While traveling on a business trip James A. Haskell, chief salesman of the Cortland Cart & Carriage Co., was amongst those killed when the USS Monroe of the old Dominion Steamship Line was accidentally rammed and sunk by the USS Nantucket of the Merchants and Miners Steamship line just off the coast of Virginia in a dense fog on January 30, 1914.
The loss of their star salesman put production of the motor vehicle on hold for the next 18 months. The October 14, 1915 issue of the Automobile reported that “Carriage Co. to Make Automobiles— The Cortland Cart & Carriage Co., Sidney, N. Y., increased its capitalization from $75,000 to $225,000 to take up the manufacture of automobiles.
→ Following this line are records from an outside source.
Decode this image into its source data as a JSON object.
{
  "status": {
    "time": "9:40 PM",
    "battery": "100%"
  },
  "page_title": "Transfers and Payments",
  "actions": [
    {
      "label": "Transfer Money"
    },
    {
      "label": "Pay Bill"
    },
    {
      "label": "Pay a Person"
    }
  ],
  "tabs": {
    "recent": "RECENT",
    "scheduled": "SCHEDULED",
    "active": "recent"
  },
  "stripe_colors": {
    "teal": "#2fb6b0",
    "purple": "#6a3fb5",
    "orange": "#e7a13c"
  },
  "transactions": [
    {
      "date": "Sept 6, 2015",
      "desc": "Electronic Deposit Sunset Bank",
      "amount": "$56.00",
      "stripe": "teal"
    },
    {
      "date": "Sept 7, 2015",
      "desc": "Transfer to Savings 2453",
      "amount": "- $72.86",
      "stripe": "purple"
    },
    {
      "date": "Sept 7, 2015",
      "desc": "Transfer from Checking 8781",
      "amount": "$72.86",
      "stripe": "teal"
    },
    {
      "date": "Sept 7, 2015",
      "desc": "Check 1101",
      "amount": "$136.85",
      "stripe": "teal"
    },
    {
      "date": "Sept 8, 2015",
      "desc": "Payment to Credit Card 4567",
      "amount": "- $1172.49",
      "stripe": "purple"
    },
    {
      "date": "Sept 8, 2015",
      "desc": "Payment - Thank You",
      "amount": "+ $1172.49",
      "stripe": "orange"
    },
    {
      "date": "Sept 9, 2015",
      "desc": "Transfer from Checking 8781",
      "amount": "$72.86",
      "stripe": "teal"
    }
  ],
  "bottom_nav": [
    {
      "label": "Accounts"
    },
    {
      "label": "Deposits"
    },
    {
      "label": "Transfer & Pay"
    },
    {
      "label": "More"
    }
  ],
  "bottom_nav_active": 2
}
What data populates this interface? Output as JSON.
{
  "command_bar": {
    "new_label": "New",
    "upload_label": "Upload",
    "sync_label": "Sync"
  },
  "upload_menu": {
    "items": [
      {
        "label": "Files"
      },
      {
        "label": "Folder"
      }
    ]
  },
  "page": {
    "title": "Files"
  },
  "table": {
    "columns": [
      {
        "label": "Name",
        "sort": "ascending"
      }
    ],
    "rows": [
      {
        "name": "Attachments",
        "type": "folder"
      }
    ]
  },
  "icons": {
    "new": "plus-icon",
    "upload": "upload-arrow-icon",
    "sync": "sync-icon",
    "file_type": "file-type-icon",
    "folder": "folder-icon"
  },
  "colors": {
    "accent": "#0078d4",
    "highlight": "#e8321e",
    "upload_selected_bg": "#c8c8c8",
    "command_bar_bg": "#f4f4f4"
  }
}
It expects to continue its carriage business as usual.”
For 1917 they introduced the Hatfield Model I Suburban, the nation’s first production wood-bodied station wagon. Also introduced that year was the Model B Roadster-Speedster, a stylish two-seater with 2 custom-built suitcases mounted behind the gasoline tank.
The ill-timed introduction of the Hatfield Six did little to boost the firm’s faltering sales and on May 30, 1924 the Syracuse Herald announced the firm’s pending bankruptcy.